In this case, “Marcion” would not have been the heretic’s real name. Such a possibility puts us on notice that “Marcion” could be a cipher, a disparaging nickname for someone else in early Christian history. This is only a possibility, however, and—truth be told—it seems fairly remote. Justin Martyr’s First Apology (Chps. 26 and 58, written c. 150 CE), betrays no indication that Marcion is a cipher. The Church Father appears to be writing about a real heretic who is still alive. [That appearance, I would later recognize, is artificial.—R.S.]

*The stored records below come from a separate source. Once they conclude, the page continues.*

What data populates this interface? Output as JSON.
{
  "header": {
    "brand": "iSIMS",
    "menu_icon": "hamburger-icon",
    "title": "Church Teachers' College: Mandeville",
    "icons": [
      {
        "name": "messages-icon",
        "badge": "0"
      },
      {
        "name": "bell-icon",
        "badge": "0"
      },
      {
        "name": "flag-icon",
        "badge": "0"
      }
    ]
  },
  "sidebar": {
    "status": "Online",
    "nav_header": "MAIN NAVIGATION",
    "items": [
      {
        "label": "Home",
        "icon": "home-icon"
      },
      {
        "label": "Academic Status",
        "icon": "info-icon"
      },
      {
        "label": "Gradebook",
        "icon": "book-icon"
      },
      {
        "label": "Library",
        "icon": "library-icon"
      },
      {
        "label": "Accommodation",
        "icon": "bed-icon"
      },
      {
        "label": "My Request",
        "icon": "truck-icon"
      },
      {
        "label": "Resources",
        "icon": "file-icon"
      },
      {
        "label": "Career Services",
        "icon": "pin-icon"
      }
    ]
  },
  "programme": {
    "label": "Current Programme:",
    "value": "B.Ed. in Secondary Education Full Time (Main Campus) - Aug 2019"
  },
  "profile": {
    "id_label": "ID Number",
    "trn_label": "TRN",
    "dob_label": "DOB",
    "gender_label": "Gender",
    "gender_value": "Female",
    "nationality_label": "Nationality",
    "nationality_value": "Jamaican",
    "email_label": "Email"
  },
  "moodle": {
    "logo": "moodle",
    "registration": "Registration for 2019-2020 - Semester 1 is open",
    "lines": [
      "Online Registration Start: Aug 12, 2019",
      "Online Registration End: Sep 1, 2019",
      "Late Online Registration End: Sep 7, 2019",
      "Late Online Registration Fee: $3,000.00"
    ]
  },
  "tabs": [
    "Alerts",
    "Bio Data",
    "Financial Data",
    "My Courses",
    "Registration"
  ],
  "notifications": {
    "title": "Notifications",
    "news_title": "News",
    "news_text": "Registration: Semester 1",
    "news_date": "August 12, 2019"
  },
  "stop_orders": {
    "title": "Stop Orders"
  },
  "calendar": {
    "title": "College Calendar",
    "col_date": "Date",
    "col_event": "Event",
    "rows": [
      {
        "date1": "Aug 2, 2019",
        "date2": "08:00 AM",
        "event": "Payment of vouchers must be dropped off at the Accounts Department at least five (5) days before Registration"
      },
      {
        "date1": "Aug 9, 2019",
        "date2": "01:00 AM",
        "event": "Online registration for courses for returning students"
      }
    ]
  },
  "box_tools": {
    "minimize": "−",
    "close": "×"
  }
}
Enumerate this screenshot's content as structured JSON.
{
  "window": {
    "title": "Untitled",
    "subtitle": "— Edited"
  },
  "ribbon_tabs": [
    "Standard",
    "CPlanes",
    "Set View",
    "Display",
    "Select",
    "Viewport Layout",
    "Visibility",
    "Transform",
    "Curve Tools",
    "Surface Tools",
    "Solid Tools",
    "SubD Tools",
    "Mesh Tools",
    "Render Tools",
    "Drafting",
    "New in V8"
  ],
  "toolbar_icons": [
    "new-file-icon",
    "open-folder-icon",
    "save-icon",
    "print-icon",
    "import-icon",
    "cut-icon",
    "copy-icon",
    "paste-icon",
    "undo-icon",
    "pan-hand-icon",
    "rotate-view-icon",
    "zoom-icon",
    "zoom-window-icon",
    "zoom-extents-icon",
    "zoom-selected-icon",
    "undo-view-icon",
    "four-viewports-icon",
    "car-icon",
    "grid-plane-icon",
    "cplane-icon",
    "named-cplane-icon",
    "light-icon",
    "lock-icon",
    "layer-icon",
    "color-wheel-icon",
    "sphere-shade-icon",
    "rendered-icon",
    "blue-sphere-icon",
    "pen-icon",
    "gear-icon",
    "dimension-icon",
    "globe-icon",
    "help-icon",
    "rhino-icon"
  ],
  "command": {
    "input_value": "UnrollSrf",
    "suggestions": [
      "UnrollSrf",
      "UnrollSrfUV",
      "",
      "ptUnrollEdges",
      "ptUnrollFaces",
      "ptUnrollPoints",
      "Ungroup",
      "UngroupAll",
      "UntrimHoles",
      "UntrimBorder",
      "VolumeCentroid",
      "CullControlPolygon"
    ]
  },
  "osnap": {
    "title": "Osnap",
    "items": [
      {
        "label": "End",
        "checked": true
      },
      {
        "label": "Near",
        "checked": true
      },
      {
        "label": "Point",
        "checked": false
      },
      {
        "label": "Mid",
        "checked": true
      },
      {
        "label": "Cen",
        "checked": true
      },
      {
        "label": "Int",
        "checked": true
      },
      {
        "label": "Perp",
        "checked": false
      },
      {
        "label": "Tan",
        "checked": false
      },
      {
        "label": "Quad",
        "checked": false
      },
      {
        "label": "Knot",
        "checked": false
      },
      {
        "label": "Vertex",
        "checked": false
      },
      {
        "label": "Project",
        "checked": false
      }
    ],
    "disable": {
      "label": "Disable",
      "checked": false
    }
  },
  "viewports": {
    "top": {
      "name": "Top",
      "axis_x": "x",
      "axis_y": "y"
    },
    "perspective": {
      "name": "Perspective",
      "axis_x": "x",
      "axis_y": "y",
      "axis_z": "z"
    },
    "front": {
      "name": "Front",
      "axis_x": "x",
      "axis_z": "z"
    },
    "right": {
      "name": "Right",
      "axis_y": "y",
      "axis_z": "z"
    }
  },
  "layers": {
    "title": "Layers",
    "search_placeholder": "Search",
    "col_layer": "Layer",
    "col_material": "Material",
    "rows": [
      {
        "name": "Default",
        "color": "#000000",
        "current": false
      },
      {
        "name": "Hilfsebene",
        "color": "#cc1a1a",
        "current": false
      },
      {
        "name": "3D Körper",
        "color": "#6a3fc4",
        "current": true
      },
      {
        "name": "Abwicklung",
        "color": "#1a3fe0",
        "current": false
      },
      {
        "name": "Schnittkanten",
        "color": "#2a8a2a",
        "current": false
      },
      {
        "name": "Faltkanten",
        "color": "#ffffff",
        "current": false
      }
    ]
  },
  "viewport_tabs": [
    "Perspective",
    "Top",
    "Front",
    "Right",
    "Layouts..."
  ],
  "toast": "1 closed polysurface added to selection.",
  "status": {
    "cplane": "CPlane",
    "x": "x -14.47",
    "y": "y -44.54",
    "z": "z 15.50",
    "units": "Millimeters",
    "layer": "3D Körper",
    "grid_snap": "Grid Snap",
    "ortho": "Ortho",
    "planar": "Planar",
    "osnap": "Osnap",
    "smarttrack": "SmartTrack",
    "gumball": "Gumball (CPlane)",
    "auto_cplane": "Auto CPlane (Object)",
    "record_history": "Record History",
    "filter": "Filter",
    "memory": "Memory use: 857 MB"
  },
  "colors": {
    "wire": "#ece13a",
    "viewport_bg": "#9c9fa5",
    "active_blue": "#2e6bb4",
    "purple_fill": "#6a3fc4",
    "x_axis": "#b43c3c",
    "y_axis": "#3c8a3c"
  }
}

The gospel and name “Mark”
The name “Mark” has an interesting history in Christian literature. It may come as a surprise for readers to learn that, in fact, it has no history in Christian literature before the middle of the second century! The earliest Christian texts (including the Odes of Solomon, the Didache, the Shepherd of Hermas, and the Gospel of Thomas) make no mention of Mark. As regards the Church Fathers, we note the following:
-PAPIAS. In a famous passage we are told that Mark was the “interpreter of Peter, wrote down accurately everything that he remembered… made no mistake… [and] took care not to omit anything that he heard, or to set down any false statement therein.” Critical as these statements are for the priority and importance of Mark in the entire gospel tradition, we immediately recognize that they have absolutely no evidentiary value—they come from the hand of Eusebius (HE 3.39.14-17) and date to over one hundred and fifty years after the death of Papias! The suspicion is at hand that Eusebius (as usual) was simply engaged in rewriting history as he and the Church wished it to be.– IGNATIUS OF ANTIOCH (d. ca. 107 CE). All his epistles (forged or not) have no mention of “Mark.”
– TWO EPISTLES OF CLEMENT (first half II CE). No mention of “Mark.”
– POLYCARP OF SMRYNA (d. ca. 155 CE). No mention of “Mark.”
– All surviving writings by JUSTIN MARTYR (d. ca. 165 CE). No mention of “Mark.”
– HEGESIPPUS (d. ca. 180 CE. A few passages alleged by Eusebius). No mention of “Mark.”
Now, “John whose surname was Mark” appears in the canonical Acts of the Apostles (12:12, 25; 15:37), at Acts 15:39 (with Barnabas), and also in 2 Timothy 4:11. H. Detering (1994:49, following B. Bauer) dates Acts to the mid-second century. So, it seems that the name “Mark” is attested from then onwards. Irenaeus (Adv. Haer., c. 180 CE) mentions Mark numerous times. And then we’re off to the races—“Mark” is subsequently everywhere! Incidentally, Irenaeus is also the culprit whom I have implicated in these webpages as ‘seeding’ many a false claim… We recall that he did so with the Hebrew Gospel, falsely attributing it to “Matthew.” Irenaeus also was apparently the first to claim that Marcion mutilated the Gospel of Luke (thus reversing the actual chronology)… Each of these bogus claims was enthusiastically taken up and expanded by later generations of Church Fathers, eventually becoming part of ‘unassailable’ tradition.
The extent of this particular subterfuge regarding “Mark” is mind-numbing. Reflect for a moment that the commonly accepted date of the Gospel of Mark is 66–70 CE (thus Wikipedia). That’s two and one half centuries before Eusebius of Caesarea was writing. Now, Eusebius was first responsible for the attribution of the gospel (which itself is anonymous) to Mark, even though he claimed that attribution goes back to Papias (in the passage noted above). So we see, once again, that a convenient and thoroughly false version of Christian history has been constructed and spoon-fed to a gullible Christendom by the “Church Fathers”—hired hands who were writing decades, even centuries, after the fact.